With monodromy solvers, one structural property of systems we wish to exploit is lack of sharpness in the number of paths needed to find all solutions. For instance, the homotopy M(t) in the image above has two diverging solution paths. In some sense, an optimal homotopy for the system M(1) would track only two paths. The goal of our monodromy approach is essentially to produce an optimal start system for a given family of systems. However, such a start system may not be easily accessible by deterministic calculation. Our approach is fundamentally randomized—for a family with generically $d$ solutions, we allow for

$O \big(|G| \cdot d \big)$

path-tracking steps, where $|G|$ measures the size of an underlying data structure we call the homotopy graph. Our desired output is a generic system with $d$ solutions. In our parlance, we may visualize the homotopy graph connecting some systems in the parameter space and a solution graph of size $|G| \cdot d$ lying above it.

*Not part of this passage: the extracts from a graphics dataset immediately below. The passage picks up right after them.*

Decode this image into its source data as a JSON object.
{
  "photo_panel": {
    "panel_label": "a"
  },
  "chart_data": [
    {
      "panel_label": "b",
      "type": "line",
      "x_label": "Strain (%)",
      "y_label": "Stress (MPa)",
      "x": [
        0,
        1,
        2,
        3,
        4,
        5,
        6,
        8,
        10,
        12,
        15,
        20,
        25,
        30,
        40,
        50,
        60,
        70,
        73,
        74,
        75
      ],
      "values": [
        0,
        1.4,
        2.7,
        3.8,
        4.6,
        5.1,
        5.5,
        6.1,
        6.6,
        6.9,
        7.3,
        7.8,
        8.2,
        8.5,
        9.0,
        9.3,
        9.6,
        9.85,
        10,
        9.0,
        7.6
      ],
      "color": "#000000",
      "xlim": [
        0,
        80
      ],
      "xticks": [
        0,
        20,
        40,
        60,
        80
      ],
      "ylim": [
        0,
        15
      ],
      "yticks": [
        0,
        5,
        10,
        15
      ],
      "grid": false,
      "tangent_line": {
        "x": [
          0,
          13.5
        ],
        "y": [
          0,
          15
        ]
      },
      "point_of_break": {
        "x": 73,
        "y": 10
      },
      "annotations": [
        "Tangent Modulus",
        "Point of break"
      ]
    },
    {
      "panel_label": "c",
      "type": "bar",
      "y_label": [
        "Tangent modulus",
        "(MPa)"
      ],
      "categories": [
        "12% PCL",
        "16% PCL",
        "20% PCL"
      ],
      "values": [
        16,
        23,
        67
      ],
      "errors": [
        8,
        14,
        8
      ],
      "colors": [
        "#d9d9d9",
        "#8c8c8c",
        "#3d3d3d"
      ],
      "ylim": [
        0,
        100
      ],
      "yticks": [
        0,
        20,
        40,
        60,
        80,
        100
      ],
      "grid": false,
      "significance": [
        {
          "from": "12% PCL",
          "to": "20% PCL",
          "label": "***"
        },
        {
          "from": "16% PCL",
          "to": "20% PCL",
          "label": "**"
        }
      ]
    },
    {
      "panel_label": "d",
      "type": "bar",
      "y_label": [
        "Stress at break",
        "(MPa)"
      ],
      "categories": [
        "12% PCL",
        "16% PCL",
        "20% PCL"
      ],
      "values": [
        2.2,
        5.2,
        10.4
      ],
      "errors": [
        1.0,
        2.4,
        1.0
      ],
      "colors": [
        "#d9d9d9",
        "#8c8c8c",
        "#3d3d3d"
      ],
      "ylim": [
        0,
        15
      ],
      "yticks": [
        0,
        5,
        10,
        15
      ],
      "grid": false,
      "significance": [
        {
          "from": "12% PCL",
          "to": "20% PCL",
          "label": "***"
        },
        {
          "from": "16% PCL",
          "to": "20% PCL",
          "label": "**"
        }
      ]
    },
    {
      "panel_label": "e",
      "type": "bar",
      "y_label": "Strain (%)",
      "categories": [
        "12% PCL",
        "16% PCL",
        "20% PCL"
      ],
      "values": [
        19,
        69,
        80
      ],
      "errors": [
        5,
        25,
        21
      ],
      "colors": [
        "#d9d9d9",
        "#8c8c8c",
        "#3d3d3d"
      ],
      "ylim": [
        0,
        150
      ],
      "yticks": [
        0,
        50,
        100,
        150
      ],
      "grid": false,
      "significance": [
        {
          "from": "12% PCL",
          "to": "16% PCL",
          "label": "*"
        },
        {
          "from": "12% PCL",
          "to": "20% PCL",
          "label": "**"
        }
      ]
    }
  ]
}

In reality, our goal is to track as few paths along the homotopy graph as possible. With this goal in mind, we may observe that devising a scheduling algorithm for a parallel incarnation of monodromy is not a trivial task. One of our main contributions is a description of such an algorithm and numerous simulations indicating its potential to provide substantial speedups. If you’re curious, check out the paper or the accompanying github repository.

Another factor complicating the aforementioned scheduling algorithm: in reality, path-tracking can fail. In theory, paths in the parameter space which are suitably randomized will avoid the locus of ill-conditioned systems with probability $1.$ In reality, the core numerics may be unable (or simply unwilling) to distinguish nearly-singular systems from those that truly are. We may imagine, in the worlds inhabited by our graphs, several scattered regions of numerical hell, as depicted below.

In the ISSAC paper, we consider a simplified model of path-tracking failures, and describe its implications for the scheduling algorithm as well as robustness of our approach to a few failures—namely, if our graph is a clique as in two images above, we may tolerate a certain number of failures and still expect to produce the correct number of solutions, under suitable randomness assumptions.

One final word on randomness assumptions—despite being demonstrably false, they turn out to be useful in practice. For a different, but related, perspective, check out this nice lecture on sampling in numerical algebraic geometry.